Unelected body wins the day on how council spends your money!

The administration of Aberdeenshire Council (made up of SNP, Labour and the Progressive Independent Group) delayed setting the annual budget yesterday where savings of some £18 million have to be made, yet agreed to spend more money to help the Bord na Gaidhlig promote the Gaelic language in North East Scotland.

I am sure that it was not the intention of those who sealed the Gaelic Language Act 2005 – whatever political hue they were – to place additional financial burden on local authorities and other public bodies when the Act itself handed over not only the future of the language, but a handsome sum of some £5 million per annum in recent years, to a then new, unelected body – the Gaelic Board.

In September 2014, members of Policy & Resources Committee (P&R) were recommended to agree the content of the council’s draft Gaelic Language Plan and were told that the only areas where we had not met with the high level expectations was with respect to road signage and corporate identity (we had refused to change our logo and road signs to include Gaelic). The recommendations on this basis were agreed by P&R at that time.

In a report to P&R one year later, just this last September, we learned that the Gaelic Board were not content with our “balanced, well-measured plan that met the spirit of high level expectations and the Act” and suggested areas where we might want to reconsider. That committee report stated that 514 responses were gathered from a consultation but omitted to say that only 54 responses had been returned from residents, stakeholders and partner organisations.
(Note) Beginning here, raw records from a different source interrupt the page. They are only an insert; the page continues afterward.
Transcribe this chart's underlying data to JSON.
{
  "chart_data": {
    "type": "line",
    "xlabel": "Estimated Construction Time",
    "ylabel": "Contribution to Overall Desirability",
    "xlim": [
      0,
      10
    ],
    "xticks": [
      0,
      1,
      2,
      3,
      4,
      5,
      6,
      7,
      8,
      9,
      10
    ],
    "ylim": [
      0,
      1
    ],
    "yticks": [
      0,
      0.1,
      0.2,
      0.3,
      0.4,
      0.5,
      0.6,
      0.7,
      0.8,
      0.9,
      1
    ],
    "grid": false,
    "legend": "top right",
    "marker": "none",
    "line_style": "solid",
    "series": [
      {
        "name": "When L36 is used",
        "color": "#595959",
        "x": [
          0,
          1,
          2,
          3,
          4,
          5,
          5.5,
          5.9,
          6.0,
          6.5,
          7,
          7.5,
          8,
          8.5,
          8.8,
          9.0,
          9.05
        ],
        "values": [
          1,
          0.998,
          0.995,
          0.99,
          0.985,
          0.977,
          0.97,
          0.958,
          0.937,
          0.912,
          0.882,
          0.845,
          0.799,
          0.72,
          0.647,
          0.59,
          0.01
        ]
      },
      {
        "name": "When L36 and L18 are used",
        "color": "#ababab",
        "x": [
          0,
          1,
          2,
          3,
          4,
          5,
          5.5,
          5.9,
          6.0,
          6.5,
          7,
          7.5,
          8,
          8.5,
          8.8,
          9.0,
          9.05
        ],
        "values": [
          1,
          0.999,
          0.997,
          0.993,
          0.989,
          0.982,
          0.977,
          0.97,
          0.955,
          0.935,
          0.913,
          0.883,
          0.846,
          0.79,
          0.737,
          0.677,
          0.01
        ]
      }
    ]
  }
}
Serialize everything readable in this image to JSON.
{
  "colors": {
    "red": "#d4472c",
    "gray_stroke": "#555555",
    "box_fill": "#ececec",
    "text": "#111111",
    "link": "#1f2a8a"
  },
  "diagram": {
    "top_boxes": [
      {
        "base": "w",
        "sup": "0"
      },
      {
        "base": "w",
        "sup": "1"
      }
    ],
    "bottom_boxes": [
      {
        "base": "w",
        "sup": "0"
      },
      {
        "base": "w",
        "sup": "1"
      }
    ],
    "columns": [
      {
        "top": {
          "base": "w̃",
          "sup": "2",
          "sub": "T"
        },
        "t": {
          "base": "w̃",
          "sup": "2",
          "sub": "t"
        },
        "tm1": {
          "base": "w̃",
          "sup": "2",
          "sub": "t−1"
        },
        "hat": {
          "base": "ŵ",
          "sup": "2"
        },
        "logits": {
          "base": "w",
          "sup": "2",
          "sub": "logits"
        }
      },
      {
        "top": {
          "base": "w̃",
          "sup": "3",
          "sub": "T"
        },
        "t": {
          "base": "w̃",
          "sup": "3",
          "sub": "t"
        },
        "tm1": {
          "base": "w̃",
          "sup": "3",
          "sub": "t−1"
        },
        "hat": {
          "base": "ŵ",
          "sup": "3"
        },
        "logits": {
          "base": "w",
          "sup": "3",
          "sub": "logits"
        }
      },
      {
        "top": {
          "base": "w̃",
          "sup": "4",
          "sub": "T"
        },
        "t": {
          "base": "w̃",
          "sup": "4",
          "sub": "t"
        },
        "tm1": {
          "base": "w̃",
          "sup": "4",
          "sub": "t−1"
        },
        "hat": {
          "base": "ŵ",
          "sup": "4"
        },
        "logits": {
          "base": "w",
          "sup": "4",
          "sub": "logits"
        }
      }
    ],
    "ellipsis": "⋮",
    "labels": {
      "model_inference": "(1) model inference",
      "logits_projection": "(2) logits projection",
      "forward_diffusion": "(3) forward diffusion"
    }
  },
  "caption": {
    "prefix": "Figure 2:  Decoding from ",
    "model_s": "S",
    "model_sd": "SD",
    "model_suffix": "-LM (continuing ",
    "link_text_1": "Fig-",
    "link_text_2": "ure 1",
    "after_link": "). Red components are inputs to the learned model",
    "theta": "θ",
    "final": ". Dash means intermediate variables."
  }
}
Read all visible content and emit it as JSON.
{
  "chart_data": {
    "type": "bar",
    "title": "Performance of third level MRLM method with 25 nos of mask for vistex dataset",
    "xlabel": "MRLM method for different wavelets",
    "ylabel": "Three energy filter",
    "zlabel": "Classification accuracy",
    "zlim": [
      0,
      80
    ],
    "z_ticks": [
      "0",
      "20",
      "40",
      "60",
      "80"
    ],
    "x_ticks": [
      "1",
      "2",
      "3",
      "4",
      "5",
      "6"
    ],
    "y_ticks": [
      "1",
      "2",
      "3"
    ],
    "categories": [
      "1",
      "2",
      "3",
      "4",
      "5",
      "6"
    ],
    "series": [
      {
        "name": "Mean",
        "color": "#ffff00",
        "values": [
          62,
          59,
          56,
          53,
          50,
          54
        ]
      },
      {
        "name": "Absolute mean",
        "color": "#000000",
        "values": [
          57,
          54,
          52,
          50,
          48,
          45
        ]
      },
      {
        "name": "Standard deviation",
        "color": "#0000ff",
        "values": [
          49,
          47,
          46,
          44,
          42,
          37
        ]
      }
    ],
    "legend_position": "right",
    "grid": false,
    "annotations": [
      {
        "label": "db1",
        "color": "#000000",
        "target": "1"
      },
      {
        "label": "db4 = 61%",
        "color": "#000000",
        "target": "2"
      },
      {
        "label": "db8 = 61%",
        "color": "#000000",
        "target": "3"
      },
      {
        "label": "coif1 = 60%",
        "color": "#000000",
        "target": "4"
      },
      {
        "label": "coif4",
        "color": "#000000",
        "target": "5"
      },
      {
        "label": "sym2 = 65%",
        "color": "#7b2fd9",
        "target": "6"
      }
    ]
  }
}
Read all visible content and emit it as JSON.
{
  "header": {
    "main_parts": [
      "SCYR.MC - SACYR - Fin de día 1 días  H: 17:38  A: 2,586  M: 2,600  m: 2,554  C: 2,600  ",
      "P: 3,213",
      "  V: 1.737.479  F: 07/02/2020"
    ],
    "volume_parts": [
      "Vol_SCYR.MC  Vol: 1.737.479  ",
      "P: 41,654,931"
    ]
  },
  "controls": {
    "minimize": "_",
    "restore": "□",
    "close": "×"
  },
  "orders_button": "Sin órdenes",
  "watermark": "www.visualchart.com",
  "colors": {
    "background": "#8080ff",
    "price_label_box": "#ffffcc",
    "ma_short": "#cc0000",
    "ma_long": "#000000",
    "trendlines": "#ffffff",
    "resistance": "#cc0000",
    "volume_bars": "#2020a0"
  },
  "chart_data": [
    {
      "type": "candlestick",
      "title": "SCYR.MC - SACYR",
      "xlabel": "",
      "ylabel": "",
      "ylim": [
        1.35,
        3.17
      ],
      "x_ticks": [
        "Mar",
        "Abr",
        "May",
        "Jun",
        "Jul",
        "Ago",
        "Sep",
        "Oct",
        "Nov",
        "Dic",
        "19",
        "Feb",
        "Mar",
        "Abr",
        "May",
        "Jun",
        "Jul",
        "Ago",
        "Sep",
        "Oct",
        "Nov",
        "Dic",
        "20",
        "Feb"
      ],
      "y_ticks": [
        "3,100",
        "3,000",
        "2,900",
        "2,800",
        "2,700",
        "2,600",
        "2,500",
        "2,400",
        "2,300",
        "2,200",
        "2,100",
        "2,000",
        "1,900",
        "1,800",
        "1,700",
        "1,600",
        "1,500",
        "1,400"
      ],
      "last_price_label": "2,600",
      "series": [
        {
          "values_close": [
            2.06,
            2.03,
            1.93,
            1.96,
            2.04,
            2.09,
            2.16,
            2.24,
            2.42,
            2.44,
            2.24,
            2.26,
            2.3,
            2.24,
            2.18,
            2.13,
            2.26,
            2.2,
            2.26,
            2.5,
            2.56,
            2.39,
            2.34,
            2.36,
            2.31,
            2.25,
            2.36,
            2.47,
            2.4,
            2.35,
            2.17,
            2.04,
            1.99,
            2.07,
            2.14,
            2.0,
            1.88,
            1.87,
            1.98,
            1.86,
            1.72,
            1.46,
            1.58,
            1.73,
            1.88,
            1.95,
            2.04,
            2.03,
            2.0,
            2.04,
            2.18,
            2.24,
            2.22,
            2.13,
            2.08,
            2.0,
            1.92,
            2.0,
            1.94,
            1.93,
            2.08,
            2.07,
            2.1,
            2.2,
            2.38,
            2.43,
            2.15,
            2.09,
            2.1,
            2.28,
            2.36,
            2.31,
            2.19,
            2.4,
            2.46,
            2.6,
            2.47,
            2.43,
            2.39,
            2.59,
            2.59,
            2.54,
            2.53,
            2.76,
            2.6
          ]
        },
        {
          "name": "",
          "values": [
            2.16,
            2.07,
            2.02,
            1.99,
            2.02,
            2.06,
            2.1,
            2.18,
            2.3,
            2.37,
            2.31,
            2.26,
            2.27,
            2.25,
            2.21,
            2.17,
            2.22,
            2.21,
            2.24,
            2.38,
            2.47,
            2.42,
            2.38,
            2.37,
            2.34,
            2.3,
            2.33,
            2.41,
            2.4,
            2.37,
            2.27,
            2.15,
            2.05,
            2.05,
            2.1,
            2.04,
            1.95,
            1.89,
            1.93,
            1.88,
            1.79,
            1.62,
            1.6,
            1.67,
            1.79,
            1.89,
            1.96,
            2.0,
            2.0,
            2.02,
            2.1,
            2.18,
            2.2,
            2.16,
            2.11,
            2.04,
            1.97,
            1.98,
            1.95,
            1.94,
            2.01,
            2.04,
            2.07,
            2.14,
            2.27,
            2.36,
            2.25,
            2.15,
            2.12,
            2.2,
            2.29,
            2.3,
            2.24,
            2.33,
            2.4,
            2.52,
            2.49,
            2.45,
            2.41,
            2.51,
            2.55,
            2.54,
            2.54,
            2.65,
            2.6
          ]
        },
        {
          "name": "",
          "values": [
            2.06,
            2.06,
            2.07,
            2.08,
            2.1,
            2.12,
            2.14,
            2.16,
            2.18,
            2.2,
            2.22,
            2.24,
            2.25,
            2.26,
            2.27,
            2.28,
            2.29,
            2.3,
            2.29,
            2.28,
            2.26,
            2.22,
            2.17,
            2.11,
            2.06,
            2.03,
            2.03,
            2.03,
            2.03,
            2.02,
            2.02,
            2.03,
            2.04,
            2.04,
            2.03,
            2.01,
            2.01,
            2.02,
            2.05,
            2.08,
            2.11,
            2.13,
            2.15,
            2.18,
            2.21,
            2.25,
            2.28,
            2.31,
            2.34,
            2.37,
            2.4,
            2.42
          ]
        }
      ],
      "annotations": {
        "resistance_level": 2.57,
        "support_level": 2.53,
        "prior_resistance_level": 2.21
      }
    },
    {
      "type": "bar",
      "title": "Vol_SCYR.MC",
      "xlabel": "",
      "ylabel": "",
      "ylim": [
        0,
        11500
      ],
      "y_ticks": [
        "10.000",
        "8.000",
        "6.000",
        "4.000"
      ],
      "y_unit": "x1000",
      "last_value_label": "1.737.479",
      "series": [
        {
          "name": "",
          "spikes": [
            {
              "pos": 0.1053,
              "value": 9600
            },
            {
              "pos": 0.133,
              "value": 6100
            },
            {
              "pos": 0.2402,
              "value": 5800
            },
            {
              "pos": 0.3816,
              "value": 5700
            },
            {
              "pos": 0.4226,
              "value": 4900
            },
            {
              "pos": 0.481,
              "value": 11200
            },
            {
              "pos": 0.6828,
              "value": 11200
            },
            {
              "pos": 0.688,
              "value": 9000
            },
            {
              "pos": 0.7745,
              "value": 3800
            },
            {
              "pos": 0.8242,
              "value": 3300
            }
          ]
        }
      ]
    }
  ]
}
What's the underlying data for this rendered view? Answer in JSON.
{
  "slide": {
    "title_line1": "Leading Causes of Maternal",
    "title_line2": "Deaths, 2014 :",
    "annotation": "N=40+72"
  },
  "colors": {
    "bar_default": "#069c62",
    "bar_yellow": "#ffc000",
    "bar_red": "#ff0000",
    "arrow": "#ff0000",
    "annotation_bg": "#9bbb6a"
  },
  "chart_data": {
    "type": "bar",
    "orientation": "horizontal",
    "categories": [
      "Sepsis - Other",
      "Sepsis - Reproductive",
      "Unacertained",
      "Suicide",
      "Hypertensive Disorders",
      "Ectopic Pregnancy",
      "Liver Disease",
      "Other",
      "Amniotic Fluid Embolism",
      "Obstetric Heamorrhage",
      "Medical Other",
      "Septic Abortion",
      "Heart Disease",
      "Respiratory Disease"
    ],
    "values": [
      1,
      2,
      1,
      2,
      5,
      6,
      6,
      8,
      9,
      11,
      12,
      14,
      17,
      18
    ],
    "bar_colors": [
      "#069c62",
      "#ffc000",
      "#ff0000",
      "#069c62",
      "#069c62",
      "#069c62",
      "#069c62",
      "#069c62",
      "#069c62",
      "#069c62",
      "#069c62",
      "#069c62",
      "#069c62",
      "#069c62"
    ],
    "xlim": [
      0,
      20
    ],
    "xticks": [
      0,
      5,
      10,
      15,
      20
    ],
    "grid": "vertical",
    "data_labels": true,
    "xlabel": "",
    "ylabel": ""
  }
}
P&R narrowly agreed to conform to the Bord’s further demands hence the paper came up again in full council yesterday for all members to vote on – if the Bord na Gaidhlig had accepted our measured and proportionate response put forward in 2014 and had not threatened sanctions, our Gaelic Language Plan could have been in place.

Although I have written tongue-in-cheek about this subject here before, for me this was never about pitting Gaelic against Doric; we have a duty as parents and grandparents to keep local languages or dialects alive for the next generation; it is not the duty of cash-strapped councils.

Amidst claims of being disrespectful to Scottish history, we lost the vote.